Twitter Name: gdrpempress
This story tells me so much about you that needed answering. You would have to work very hard, with life experiences like that, to NOT be a humor writer. I would now like to hear what your Thanksgiving dinners were like growing up, immigrant confusion and all…
hilarious!
Twitter Name: midlifemixtape
Nancy:
At the time, I had no idea it was history in the making.
Who knew?
All of it, so very lovely.
xo
Twitter Name: gdrpempress
The things we will do for food. I totally get. I really do. But this was hilarious. I can’t believe you and your brother writhed for spaghetti. Best story ever.

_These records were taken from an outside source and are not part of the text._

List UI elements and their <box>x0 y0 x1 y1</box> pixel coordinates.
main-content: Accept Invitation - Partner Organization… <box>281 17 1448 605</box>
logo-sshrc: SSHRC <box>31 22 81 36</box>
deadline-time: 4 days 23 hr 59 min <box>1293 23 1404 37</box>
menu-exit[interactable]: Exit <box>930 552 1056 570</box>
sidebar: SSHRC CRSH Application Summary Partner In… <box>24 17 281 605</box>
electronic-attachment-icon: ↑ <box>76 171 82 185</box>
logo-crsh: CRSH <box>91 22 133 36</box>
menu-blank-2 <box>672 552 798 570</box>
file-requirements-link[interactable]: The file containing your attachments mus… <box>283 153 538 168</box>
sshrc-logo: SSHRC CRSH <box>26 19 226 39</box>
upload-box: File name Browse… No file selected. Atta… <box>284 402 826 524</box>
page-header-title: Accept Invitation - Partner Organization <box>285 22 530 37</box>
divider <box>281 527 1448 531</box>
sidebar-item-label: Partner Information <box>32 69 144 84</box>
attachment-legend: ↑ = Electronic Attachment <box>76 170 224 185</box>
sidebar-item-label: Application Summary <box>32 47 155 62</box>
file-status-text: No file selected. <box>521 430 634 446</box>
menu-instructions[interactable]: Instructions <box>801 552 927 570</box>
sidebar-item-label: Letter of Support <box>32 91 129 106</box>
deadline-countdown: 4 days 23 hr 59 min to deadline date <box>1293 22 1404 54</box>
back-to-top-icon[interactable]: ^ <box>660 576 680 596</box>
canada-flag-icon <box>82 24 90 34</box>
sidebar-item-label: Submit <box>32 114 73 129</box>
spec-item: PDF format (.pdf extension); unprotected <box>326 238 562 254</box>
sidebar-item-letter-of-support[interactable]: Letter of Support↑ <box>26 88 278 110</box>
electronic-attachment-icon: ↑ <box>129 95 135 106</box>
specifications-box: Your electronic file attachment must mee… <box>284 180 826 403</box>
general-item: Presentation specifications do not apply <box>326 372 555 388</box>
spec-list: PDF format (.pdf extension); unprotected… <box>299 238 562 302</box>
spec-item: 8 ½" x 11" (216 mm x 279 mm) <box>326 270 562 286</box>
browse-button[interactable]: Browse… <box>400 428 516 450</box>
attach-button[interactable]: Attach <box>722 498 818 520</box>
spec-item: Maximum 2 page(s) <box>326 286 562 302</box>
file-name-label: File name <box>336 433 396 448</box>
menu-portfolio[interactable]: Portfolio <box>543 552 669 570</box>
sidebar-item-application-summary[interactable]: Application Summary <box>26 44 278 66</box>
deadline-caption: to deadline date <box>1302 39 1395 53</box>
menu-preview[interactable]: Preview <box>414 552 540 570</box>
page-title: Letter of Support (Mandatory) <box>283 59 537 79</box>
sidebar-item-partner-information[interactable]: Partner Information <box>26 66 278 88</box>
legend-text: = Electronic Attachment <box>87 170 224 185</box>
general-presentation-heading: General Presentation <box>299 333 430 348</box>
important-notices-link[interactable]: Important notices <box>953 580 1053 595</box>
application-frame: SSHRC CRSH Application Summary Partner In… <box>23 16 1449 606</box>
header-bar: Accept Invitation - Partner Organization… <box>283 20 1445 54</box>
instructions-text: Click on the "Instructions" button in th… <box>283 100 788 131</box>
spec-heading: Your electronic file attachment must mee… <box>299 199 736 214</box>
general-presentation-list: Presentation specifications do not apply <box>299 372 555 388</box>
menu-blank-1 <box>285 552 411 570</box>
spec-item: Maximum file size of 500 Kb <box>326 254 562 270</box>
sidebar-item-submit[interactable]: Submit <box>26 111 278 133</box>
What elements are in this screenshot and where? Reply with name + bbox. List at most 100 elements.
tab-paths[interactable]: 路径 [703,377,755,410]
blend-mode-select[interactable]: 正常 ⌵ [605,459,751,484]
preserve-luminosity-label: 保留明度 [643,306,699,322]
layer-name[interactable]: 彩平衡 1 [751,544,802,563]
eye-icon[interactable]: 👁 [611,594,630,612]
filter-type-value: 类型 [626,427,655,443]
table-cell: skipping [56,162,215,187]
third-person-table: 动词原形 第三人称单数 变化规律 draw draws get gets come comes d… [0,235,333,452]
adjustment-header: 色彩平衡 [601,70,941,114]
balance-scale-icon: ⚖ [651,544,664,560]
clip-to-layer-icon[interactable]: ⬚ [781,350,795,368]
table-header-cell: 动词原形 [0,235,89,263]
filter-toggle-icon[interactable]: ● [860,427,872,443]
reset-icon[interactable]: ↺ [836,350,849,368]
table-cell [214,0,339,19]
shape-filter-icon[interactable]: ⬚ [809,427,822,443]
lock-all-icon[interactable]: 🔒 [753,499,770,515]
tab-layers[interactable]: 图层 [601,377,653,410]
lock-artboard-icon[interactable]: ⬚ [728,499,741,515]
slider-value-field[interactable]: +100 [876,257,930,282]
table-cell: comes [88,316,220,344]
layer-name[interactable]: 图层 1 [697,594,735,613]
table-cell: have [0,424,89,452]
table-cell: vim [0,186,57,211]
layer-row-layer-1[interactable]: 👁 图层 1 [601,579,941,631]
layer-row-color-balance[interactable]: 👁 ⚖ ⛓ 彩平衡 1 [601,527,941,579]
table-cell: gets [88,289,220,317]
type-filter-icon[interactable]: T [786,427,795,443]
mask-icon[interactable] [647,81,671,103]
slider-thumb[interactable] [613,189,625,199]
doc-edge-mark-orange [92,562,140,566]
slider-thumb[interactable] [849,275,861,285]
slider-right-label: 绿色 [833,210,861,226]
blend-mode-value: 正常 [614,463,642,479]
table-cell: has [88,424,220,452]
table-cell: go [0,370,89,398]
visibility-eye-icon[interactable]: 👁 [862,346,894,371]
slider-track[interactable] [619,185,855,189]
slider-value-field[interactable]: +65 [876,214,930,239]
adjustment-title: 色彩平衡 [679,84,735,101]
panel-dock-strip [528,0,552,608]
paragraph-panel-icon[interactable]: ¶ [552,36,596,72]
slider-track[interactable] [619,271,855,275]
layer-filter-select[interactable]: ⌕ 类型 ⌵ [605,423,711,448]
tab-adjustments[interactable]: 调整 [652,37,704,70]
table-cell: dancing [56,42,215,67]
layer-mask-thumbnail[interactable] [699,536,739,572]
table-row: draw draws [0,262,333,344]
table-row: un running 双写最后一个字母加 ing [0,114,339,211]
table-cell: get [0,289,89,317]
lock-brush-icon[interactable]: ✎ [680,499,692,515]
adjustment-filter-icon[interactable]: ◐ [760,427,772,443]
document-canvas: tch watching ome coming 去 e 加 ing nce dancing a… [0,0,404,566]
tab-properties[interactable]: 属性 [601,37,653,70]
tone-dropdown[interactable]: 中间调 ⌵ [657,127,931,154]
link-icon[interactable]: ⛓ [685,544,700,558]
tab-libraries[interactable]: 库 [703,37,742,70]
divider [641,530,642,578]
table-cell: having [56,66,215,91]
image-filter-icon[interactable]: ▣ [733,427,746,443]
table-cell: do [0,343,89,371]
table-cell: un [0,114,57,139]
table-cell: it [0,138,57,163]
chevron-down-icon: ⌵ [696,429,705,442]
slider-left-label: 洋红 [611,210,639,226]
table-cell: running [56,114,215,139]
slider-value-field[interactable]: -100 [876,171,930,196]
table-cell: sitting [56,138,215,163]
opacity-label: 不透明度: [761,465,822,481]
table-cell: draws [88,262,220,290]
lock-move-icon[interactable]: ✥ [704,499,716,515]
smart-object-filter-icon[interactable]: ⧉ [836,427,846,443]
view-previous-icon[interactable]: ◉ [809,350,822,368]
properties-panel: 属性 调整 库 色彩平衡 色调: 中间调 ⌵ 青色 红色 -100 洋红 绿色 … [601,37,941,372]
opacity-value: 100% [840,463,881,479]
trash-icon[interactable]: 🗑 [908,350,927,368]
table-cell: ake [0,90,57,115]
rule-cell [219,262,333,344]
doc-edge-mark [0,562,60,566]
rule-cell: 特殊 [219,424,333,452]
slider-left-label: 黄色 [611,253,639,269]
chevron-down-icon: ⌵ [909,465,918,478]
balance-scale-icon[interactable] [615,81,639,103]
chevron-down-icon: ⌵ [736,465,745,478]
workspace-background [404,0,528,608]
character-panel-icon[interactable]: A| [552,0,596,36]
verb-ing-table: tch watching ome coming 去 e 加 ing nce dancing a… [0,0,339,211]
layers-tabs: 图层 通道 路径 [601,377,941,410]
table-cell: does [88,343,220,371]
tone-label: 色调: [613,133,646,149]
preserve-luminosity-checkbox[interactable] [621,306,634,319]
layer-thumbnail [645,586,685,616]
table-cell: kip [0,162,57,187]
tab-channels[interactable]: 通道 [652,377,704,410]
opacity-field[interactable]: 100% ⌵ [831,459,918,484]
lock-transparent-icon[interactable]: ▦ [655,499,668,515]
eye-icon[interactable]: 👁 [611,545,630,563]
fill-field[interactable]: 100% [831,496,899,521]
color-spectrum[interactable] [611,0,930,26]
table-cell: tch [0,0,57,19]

And congrats on Aiming Low! Big hugs.
Twitter Name: theflyingchlupa
Chalupa:
Would you believe? My brother can retell this story like astonishingly.
Cracks my teens up every time.
You’d love a family visit here.
xo
Twitter Name: gdrpempress
LOL! I also love this “aiming low” theme. And I don’t know how I feel about the fact that your story reminds me of one too many such stories in my own life, including the time not that long ago when a friend convinced my husband, son and I to crash a Chinese church group Christmas dinner potluck buffet. We are not churchgoers but were salivating at all the free homemade Chinese food…
See?
Not so bad, when you can relate, right?
Hunger…and a hot meal.
Come on…
xo
Twitter Name: gdrpempress
GAH!
WHAT?
ARE you????
Oh my god.
That was crazy cakes. CRAZY SPAGHETTI AND JESUS CAKES.
Twitter Name: TheSuniverse
The fact that you think I’m crazy makes me beam with pride.
Suni thinks I’m crazy: it doesn’t get any better than that.
Love you, woman.
Twitter Name: gdrpempress
Hey, thanks for the blog article.Thanks Again. Much obliged.